Telecom Italia said on Friday it is to discuss a proposal from Fintech to extend an agreement to sell the Italian operator's controlling stake in Telecom Argentina to the investment company.
Telecom Italia CEO Marco Patuano
Fintech is understood to have made its proposal in an effort to save the deal, after it became apparent that regulators in Argentina had still not cleared the sale of the 22.7 per cent stake. Regulatory approval has been delayed twice, and it had been hoped that clearance would be received by Sept. 25.
At the same time, Reuters reported that investor group Asati challenged the sale of the Telecom Argentina stake ahead of the meeting on Friday, saying that Telecom Italia should maintain its holding.
Reuters noted that Telecom Italia agreed to sell the stake to Fintech for $960 million almost a year ago. The move forms part of the Italian operator's plan to reduce debt and improve its general financial position to support future network investments. Quoting unnamed sources from Argentina's competition watchdog, Reuters said the regulator had not yet decided whether to approve the deal.
Earlier in September, Telecom Italia CEO Marco Patuano said further significant delay could cause the deal to collapse.

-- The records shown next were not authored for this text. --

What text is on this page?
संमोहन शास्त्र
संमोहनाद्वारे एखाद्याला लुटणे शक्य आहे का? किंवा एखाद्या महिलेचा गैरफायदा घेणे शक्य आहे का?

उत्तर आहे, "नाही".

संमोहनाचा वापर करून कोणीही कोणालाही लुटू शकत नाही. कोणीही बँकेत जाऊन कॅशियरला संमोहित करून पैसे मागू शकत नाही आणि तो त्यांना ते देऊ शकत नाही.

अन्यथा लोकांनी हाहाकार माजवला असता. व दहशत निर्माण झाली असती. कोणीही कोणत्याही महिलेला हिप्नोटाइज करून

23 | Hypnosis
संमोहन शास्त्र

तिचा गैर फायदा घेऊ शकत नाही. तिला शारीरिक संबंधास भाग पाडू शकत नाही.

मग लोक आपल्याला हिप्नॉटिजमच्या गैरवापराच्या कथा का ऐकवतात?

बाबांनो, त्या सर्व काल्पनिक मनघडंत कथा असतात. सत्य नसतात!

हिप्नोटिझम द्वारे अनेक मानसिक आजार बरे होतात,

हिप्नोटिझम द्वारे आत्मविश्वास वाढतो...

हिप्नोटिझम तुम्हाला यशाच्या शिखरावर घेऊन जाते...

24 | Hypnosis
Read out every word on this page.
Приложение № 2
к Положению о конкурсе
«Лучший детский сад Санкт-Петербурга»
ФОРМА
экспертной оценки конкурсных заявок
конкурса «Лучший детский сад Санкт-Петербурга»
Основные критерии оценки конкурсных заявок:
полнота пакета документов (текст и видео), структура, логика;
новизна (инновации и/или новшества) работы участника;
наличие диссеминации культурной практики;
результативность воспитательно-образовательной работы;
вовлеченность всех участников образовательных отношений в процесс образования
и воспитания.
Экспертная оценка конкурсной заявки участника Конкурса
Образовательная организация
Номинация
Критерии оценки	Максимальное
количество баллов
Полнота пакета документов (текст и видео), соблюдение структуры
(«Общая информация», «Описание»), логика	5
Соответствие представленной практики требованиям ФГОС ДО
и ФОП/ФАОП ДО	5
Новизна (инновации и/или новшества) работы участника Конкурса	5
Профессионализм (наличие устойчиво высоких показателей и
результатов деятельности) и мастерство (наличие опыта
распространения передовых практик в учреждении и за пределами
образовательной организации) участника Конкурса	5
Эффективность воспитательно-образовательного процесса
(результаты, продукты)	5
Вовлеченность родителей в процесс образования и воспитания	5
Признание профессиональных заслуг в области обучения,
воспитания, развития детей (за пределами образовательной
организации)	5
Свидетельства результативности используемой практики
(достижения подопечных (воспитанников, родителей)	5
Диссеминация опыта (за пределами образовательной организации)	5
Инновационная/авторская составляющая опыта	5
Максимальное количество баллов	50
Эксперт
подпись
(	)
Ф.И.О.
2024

Meanwhile Telecom Italia also faces further takeover speculation after reports emerged this week that Sol Trujillo, the former CEO of Australian operator Telstra as well as Orange, was seeking to raise up to €7.5 billion ($9.6 billion) to bid for a stake in the operator. Citing unnamed sources, Bloomberg said Trujillo has discussed the plan with U.S.-based financial advisers, while sovereign wealth funds in the Middle East are also understood to be interested.
According to Bloomberg, Trujillo's plan is dubbed Project Adriano, and would also see the former telecoms executive installed as CEO of the Italian operator. Reuters quoted junior minister Antonello Giacomelli as saying he was not aware of any such plan.
In general, Telecom Italia has not had it easy of late: for example, efforts to buy Brazil-based broadband provider GVT failed after Vivendi agreed to sell the unit to Spanish rival Telefónica.
Last week, Telefónica agreed to acquire GVT for just over €7 billion in cash and stocks, following three weeks of exclusive negotiations. As part of the deal, Vivendi will receive 7.4 per cent of Telefónica Brasil shares, and 5.7 per cent of Telecom Italia shares.
The GVT decision leaves Telecom Italia in a precarious position on the Brazilian market following widespread reports that local operator Oi is eyeing an acquisition of Telecom Italia's local business TIM Brasil. The Italian incumbent, along with Telefónica, is keen to shore up its position in Brazil, which has become a key driver of earnings growth amid stagnation in the two operators' domestic European markets.
Telecom Italia now has debts of around €32 billion and is under pressure to improve its financial standing after its credit rating was reduced to junk status last year. Patuano has previously outlined a €4 billion plan to help the company cut debt and improve its domestic network assets.